Thursday, February 1, 2018

AWS hit revenue of $5.113 billion in Q4, up 45% yoy

Revenues for Amazon Web Services (AWS) in Q4 2017 reached $5.113 billion, up 45% yoy. Operating income for AWS amounted to $1.354 billion, up 46% yoy, as disclosed in Amazon's quarterly financial report.

Amazon cited a laundry list of milestones for the quarter:


  • Newly announced enterprise customers going all-in on AWS include Expedia, Ellucian, and DigitalGlobe. The Walt Disney Company and Turner named AWS their preferred public cloud provider; Symantec will leverage AWS as its strategic infrastructure provider for the vast majority of its cloud workloads; Expedia, Intuit, the National Football League (NFL), Capital One, DigitalGlobe, and Cerner announced they’ve chosen AWS for machine learning and artificial intelligence; and Bristol-Myers Squibb, Honeywell, Experian, FICO, Insitu, LexisNexis, Sysco, Discovery Communications, Dow Jones, and Ubisoft kicked off major new moves to AWS.

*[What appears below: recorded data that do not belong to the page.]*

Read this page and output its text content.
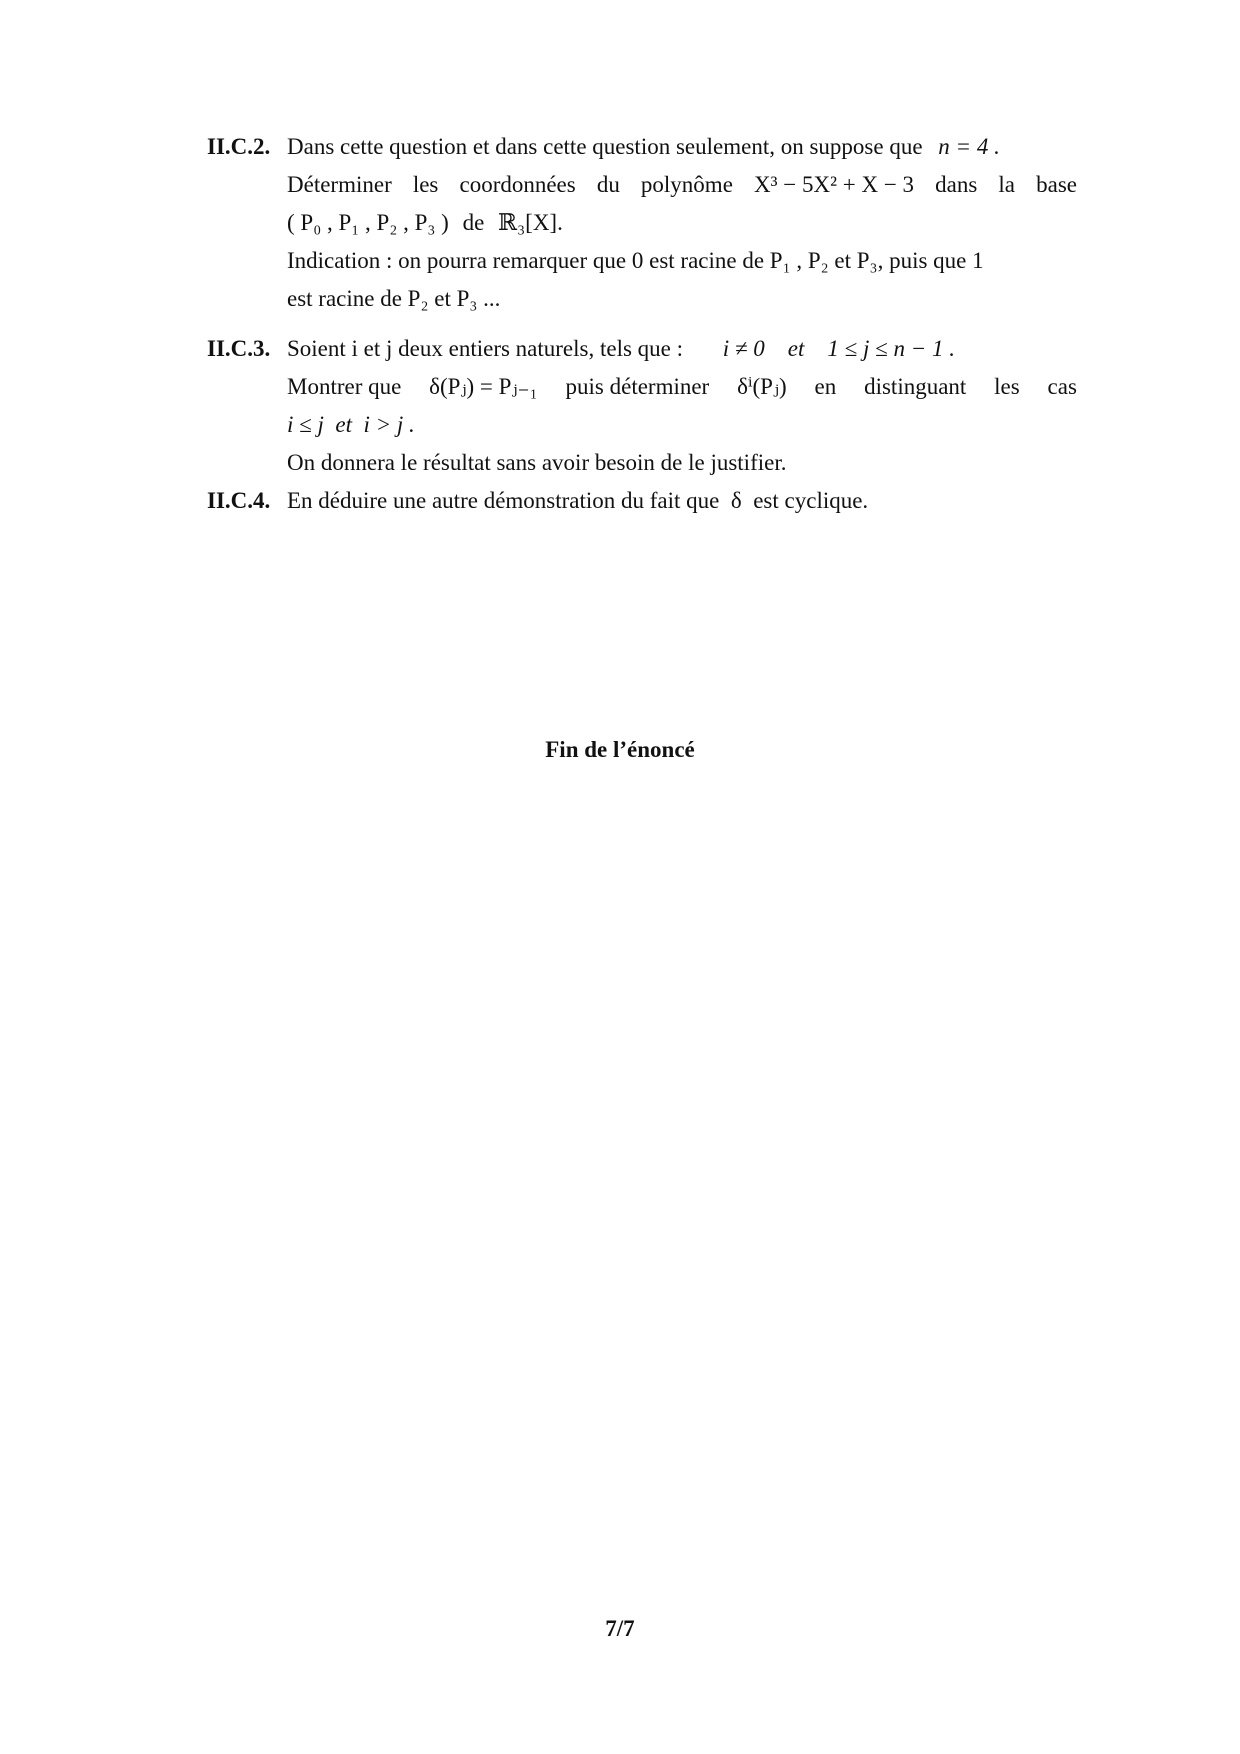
II.C.2. Dans cette question et dans cette question seulement, on suppose que n = 4 .
Déterminer les coordonnées du polynôme X³ − 5X² + X − 3 dans la base
( P₀ , P₁ , P₂ , P₃ ) de ℝ₃[X].
Indication : on pourra remarquer que 0 est racine de P₁ , P₂ et P₃, puis que 1
est racine de P₂ et P₃ ...
II.C.3. Soient i et j deux entiers naturels, tels que : i ≠ 0    et    1 ≤ j ≤ n − 1 .
Montrer que δ(Pⱼ) = Pⱼ₋₁ puis déterminer δⁱ(Pⱼ) en distinguant les cas
i ≤ j  et  i > j .
On donnera le résultat sans avoir besoin de le justifier.
II.C.4. En déduire une autre démonstration du fait que  δ  est cyclique.
Fin de l’énoncé
7/7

  • In Q4, AWS launched a new region in France and a second AWS Region in China. AWS plans to open 12 more Availability Zones across four regions (Bahrain, Hong Kong, Sweden, and a second GovCloud Region in the U.S.) between now and early 2019. AWS now operates 52 Availability Zones across 18 infrastructure regions globally.

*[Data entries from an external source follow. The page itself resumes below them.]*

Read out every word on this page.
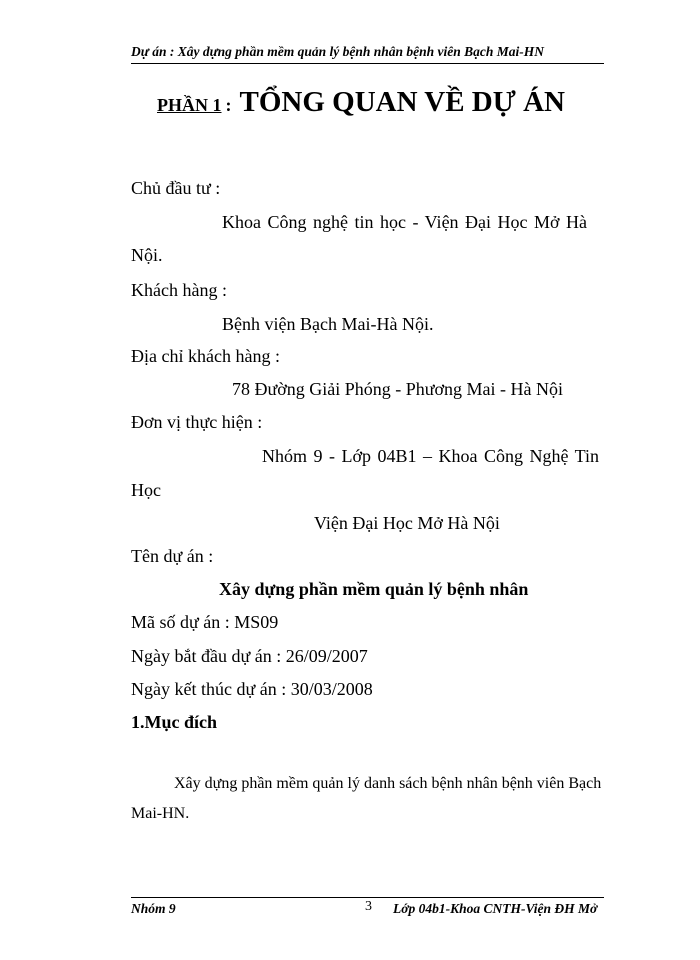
Dự án : Xây dựng phần mềm quản lý bệnh nhân bệnh viên Bạch Mai-HN
PHẦN 1 : TỔNG QUAN VỀ DỰ ÁN
Chủ đầu tư :
Khoa Công nghệ tin học - Viện Đại Học Mở Hà
Nội.
Khách hàng :
Bệnh viện Bạch Mai-Hà Nội.
Địa chỉ khách hàng :
78 Đường Giải Phóng - Phương Mai - Hà Nội
Đơn vị thực hiện :
Nhóm 9 - Lớp 04B1 – Khoa Công Nghệ Tin
Học
Viện Đại Học Mở Hà Nội
Tên dự án :
Xây dựng phần mềm quản lý bệnh nhân
Mã số dự án : MS09
Ngày bắt đầu dự án : 26/09/2007
Ngày kết thúc dự án : 30/03/2008
1.Mục đích
Xây dựng phần mềm quản lý danh sách bệnh nhân bệnh viên Bạch
Mai-HN.
Nhóm 9	3 Lớp 04b1-Khoa CNTH-Viện ĐH Mở
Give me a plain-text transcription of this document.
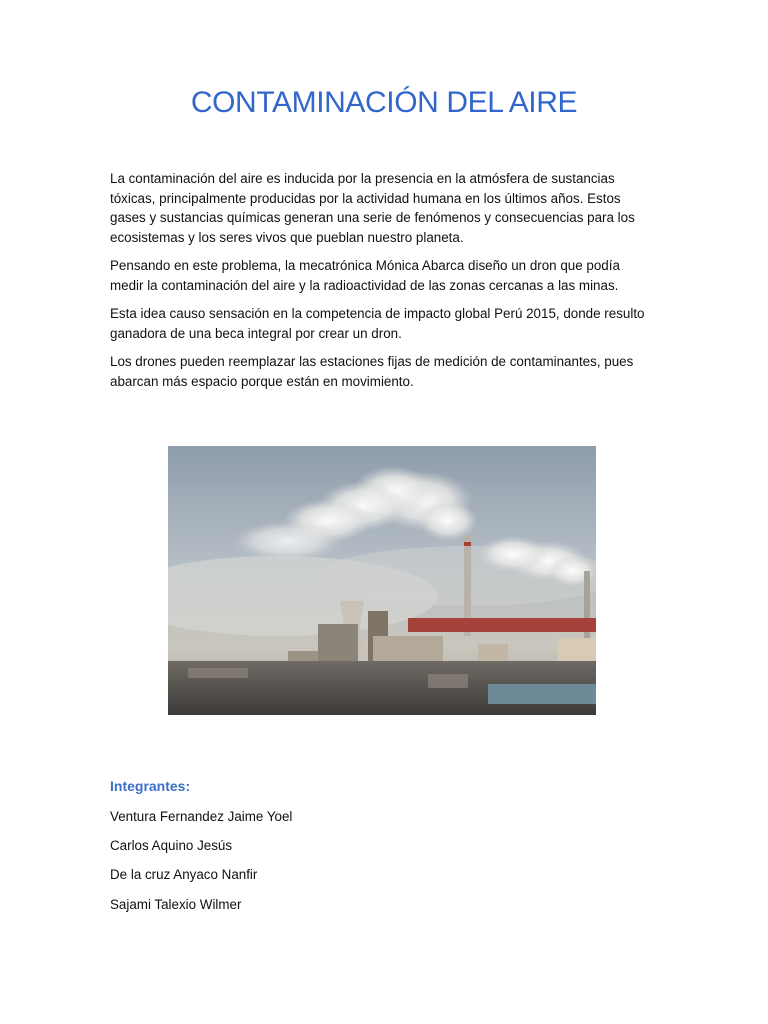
CONTAMINACIÓN DEL AIRE

La contaminación del aire es inducida por la presencia en la atmósfera de sustancias tóxicas, principalmente producidas por la actividad humana en los últimos años. Estos gases y sustancias químicas generan una serie de fenómenos y consecuencias para los ecosistemas y los seres vivos que pueblan nuestro planeta.

Pensando en este problema, la mecatrónica Mónica Abarca diseño un dron que podía medir la contaminación del aire y la radioactividad de las zonas cercanas a las minas.

Esta idea causo sensación en la competencia de impacto global Perú 2015, donde resulto ganadora de una beca integral por crear un dron.

Los drones pueden reemplazar las estaciones fijas de medición de contaminantes, pues abarcan más espacio porque están en movimiento.

Integrantes:
Ventura Fernandez Jaime Yoel
Carlos Aquino Jesús
De la cruz Anyaco Nanfir
Sajami Talexio Wilmer
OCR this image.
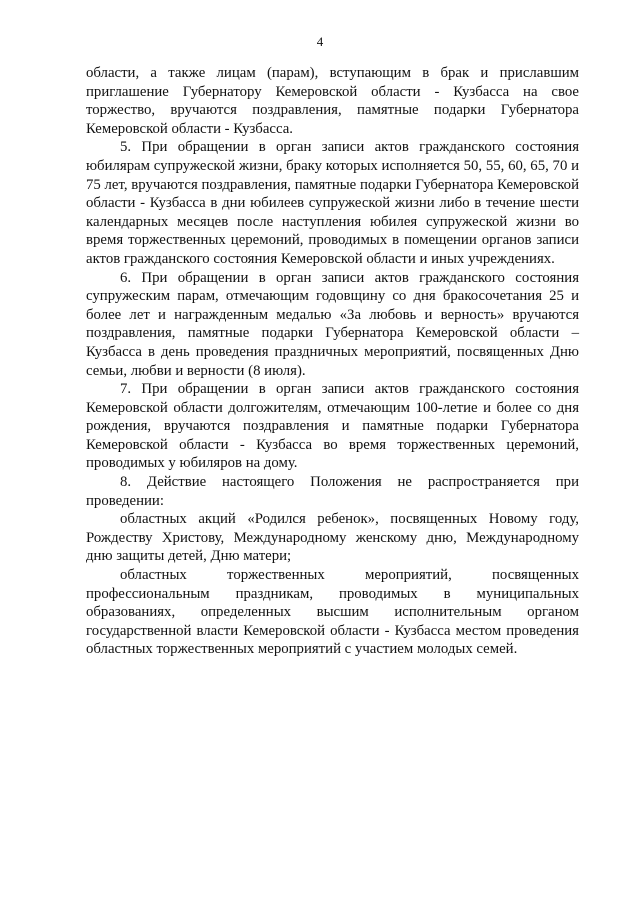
4

области, а также лицам (парам), вступающим в брак и приславшим приглашение Губернатору Кемеровской области - Кузбасса на свое торжество, вручаются поздравления, памятные подарки Губернатора Кемеровской области - Кузбасса.

5. При обращении в орган записи актов гражданского состояния юбилярам супружеской жизни, браку которых исполняется 50, 55, 60, 65, 70 и 75 лет, вручаются поздравления, памятные подарки Губернатора Кемеровской области - Кузбасса в дни юбилеев супружеской жизни либо в течение шести календарных месяцев после наступления юбилея супружеской жизни во время торжественных церемоний, проводимых в помещении органов записи актов гражданского состояния Кемеровской области и иных учреждениях.

6. При обращении в орган записи актов гражданского состояния супружеским парам, отмечающим годовщину со дня бракосочетания 25 и более лет и награжденным медалью «За любовь и верность» вручаются поздравления, памятные подарки Губернатора Кемеровской области – Кузбасса в день проведения праздничных мероприятий, посвященных Дню семьи, любви и верности (8 июля).

7. При обращении в орган записи актов гражданского состояния Кемеровской области долгожителям, отмечающим 100-летие и более со дня рождения, вручаются поздравления и памятные подарки Губернатора Кемеровской области - Кузбасса во время торжественных церемоний, проводимых у юбиляров на дому.

8. Действие настоящего Положения не распространяется при проведении:

областных акций «Родился ребенок», посвященных Новому году, Рождеству Христову, Международному женскому дню, Международному дню защиты детей, Дню матери;

областных торжественных мероприятий, посвященных профессиональным праздникам, проводимых в муниципальных образованиях, определенных высшим исполнительным органом государственной власти Кемеровской области - Кузбасса местом проведения областных торжественных мероприятий с участием молодых семей.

  • AWS released 497 significant new services and features in the fourth quarter, bringing the total number of launches in 2017 to 1,430.

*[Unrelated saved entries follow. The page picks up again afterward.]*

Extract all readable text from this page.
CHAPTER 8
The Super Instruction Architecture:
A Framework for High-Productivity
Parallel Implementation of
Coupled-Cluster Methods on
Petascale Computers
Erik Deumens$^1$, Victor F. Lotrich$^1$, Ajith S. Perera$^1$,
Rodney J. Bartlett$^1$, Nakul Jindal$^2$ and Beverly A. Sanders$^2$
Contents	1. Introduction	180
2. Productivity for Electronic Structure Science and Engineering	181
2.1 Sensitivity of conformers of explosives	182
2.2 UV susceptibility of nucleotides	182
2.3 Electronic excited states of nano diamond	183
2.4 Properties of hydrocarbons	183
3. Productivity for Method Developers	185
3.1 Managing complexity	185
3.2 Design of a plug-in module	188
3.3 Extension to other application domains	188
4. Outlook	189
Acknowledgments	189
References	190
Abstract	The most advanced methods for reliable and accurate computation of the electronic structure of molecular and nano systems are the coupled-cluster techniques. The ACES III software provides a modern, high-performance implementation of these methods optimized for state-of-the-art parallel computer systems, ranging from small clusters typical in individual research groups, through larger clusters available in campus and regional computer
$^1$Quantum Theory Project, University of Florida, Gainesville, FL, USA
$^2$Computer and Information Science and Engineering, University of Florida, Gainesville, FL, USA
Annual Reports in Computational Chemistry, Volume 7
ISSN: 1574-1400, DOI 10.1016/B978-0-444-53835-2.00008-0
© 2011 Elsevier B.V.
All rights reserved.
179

  • AWS launched EC2 P3 instances which are optimized for machine learning and high performance computing — providing up to six times better performance than any other GPU instances available in the cloud today. 
  • AWS introduced four Artificial Intelligence (AI) services that allow developers to build applications that emulate human-like cognition: Amazon Transcribe for converting speech to text; Amazon Translate for translating text between languages; Amazon Comprehend for understanding relationships and finding insights within text; and Amazon Rekognition Video, a deep-learning powered video analysis service that tracks people, detects activities, and recognizes objects, celebrities, and inappropriate content.
  • AWS launched AWS DeepLens, a deep-learning enabled wireless video camera that pairs an HD camera developer kit with a set of sample projects to help developers learn machine learning concepts, including computer vision and deep learning.
  • AWS announced two new container capabilities that make it easier to deploy, manage, and scale container workloads on AWS. Amazon Elastic Container Service for Kubernetes (Amazon EKS) brings Kubernetes to AWS as a fully managed service, enabling customers to run Kubernetes applications on AWS without the need to become experts in operating Kubernetes clusters. AWS also introduced AWS Fargate that allows customers to launch and run containers without provisioning or managing servers or clusters.
  • AWS announced AWS Media Services, a family of five integrated broadcast-quality media services that make it easy for video providers of all kinds to create reliable, flexible, and scalable video offerings in the cloud. These five services enable customers to build end-to-end workflows for both live and on-demand video with the professional features, image quality, and reliability needed to deliver premium video experiences to viewers across a multitude of devices. By combining the proven video solutions from AWS Elemental with the security, durability, availability, and scalability of AWS, video providers can focus on innovating and making great content instead of spending time building and maintaining on-premises video infrastructure.
  • AWS and VMware announced that VMware Cloud on AWS is expanding availability from the U.S. West (Oregon) region to include the AWS U.S. East (N. Virginia) region.